Mariners manager Scott Servais opened his postgame news conference Wednesday by citing the world’s new favorite coach — Ted Lasso.
“We have a lot of goldfish. Guys with very short memories,” said Servais, referencing a popular theme on the Apple TV sitcom. “That’s what came into my mind today, certainly when we got after it in the first inning, you never would have known we were in a tough game last night and weren’t able to get it done.”
It would have been understandable if there were some carry over from the extra-innings loss to the Astros one evening earlier. The Mariners blew a 4-2 ninth-inning lead in a game that would have placed them within two games of the Red Sox in the wild-card race had they pulled out the win.
In a year that has delivered so many pixie-dust moments, this one was crushing. But it didn’t affect their performance one day later. Not. One. Bit.
There’s a resolve about this Mariners squad that you don’t see all that often. Just about every metric suggests that they should have tailed off weeks, if not months ago, but they aren’t budging. Wednesday’s 8-5, come-from-behind victory over the Astros gave them a 4-2 record on this road trip and keeps them lingering in the wild-card chase just three games behind Boston.
They also avoided another sweep, something that hasn’t happened since May 23 when they lost three straight to the Padres.
“The will to win that this team has is so unique, and I’ve been on a lot of teams, coached a lot, played on a lot, don’t know that I’ve ever been on a team that is so driven to win,” Servais said. “I don’t know how we do it sometimes, but we find a way.”
Here’s how it went Wednesday. After scoring two runs in the first inning, the M’s fell behind 4-2 in the fifth. Two innings later, rookie Jarred Kelenic doubled home Ty France and Abraham Toro to tie the score at 4-4. Two innings after that, Mariners first baseman Jose Marmolejos singled in Kelenic and Dylan Moore to break the tie, then J.P. Crawford socked a two-run home run that scored Marmolejos, then Paul Sewald closed out the ninth to seal the Mariners’ win.
Three days earlier, Servais essentially said that if you can’t enjoy the way the Mariners (76-64) are playing there must be something wrong with you. This was after he countered the common “run differential” refrain (the Mariners have allowed 53 more runs than they’ve scored) by saying they have a “fun differential” of +90 (this has made it onto baseballreference.com).
But can you really argue with that? The M’s have been MLB’s most stubborn team — regularly defying projections and computer formulas and general punditry. We’re more than a week into September and every series matters. Every game matters. Who saw this coming?
Assuming the Mariners take at least two out of three in their upcoming home series with the Diamondbacks — who are tied with Baltimore for the worst record in baseball — the following three games vs. Boston will be the biggest series Seattle has seen in years. Usually a series with the Red Sox means T-Mobile Park is overrun with Beantown fans, but given the stakes, Mariners die-hards may very well drown out the Sox faithful.

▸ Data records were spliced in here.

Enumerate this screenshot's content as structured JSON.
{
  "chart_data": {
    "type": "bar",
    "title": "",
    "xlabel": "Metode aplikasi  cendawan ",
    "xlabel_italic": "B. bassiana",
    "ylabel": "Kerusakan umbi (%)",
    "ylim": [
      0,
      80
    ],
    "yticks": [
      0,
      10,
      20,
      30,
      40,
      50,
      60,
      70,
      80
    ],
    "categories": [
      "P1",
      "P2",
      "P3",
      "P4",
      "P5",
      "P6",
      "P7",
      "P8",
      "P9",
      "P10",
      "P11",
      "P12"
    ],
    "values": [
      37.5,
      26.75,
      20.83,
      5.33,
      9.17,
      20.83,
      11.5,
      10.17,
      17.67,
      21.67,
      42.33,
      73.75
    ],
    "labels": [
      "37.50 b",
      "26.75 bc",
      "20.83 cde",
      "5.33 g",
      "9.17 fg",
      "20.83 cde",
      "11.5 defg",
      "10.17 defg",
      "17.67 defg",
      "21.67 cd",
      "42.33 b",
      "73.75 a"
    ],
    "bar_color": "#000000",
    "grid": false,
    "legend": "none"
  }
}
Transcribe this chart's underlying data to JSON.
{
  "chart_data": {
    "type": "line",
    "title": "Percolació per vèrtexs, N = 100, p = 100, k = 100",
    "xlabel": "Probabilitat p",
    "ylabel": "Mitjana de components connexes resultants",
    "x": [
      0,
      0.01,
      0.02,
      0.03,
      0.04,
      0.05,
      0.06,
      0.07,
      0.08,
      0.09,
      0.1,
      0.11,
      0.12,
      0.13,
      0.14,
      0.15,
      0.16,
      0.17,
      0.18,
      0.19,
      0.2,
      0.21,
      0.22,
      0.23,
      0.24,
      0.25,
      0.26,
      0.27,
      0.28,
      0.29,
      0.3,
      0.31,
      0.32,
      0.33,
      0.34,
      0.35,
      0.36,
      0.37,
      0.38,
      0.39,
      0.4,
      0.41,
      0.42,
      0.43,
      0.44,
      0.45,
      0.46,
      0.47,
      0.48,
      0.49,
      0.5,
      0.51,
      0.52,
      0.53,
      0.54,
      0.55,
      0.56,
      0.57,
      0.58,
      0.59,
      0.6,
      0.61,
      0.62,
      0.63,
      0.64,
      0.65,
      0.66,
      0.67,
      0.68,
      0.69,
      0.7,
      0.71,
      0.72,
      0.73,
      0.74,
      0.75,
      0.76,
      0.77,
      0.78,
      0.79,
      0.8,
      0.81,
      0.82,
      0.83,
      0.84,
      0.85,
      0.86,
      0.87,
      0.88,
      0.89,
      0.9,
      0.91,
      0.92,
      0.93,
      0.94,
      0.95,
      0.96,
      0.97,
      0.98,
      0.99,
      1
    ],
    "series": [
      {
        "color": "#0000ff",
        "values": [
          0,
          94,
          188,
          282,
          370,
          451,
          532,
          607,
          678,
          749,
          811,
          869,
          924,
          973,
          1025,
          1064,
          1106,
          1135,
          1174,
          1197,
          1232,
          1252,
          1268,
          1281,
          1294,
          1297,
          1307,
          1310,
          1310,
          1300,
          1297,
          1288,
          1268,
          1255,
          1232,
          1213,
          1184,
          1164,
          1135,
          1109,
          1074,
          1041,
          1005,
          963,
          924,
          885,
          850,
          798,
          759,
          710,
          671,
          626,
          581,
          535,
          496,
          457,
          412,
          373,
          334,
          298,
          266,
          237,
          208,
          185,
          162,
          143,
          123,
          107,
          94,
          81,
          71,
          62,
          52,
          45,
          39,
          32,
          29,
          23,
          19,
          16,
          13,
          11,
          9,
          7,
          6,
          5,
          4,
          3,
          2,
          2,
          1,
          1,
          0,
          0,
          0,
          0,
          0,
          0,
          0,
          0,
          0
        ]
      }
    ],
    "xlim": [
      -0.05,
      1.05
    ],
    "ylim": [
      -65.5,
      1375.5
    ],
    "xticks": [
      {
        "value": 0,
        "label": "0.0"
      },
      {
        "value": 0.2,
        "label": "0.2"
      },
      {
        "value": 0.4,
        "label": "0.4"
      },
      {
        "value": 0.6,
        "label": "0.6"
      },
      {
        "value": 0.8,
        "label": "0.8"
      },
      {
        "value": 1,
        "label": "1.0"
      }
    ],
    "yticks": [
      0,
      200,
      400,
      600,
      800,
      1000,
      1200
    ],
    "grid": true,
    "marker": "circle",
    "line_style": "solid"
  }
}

The Seahawks open their season in four days, and rest assured this city is psyched about it. But is it that far-fetched to think that, if the Mariners momentarily take the lead in the wild-card race, this will be a baseball town through the end of September … or longer?
Don’t tell fangraphs or ESPN I asked that question. They’re still giving the Mariners a mere 6.5 percent chance of making the postseason. They look at a team like the Blue Jays, which is just a half-game ahead of the M’s, and give them a 36.3 percent chance. But folks around here know better. They’ve been watching this team fight all year and, truth be told, it’s been pretty convincing.
Toward the end of Servais’ postgame news conference Wednesday, a reporter asked whether he was glad that he wouldn’t have to see the Astros any more this season. Responded Servais, “You never know what’s going to happen in 2021.”
Hey, like Ted Lasso, the man believes.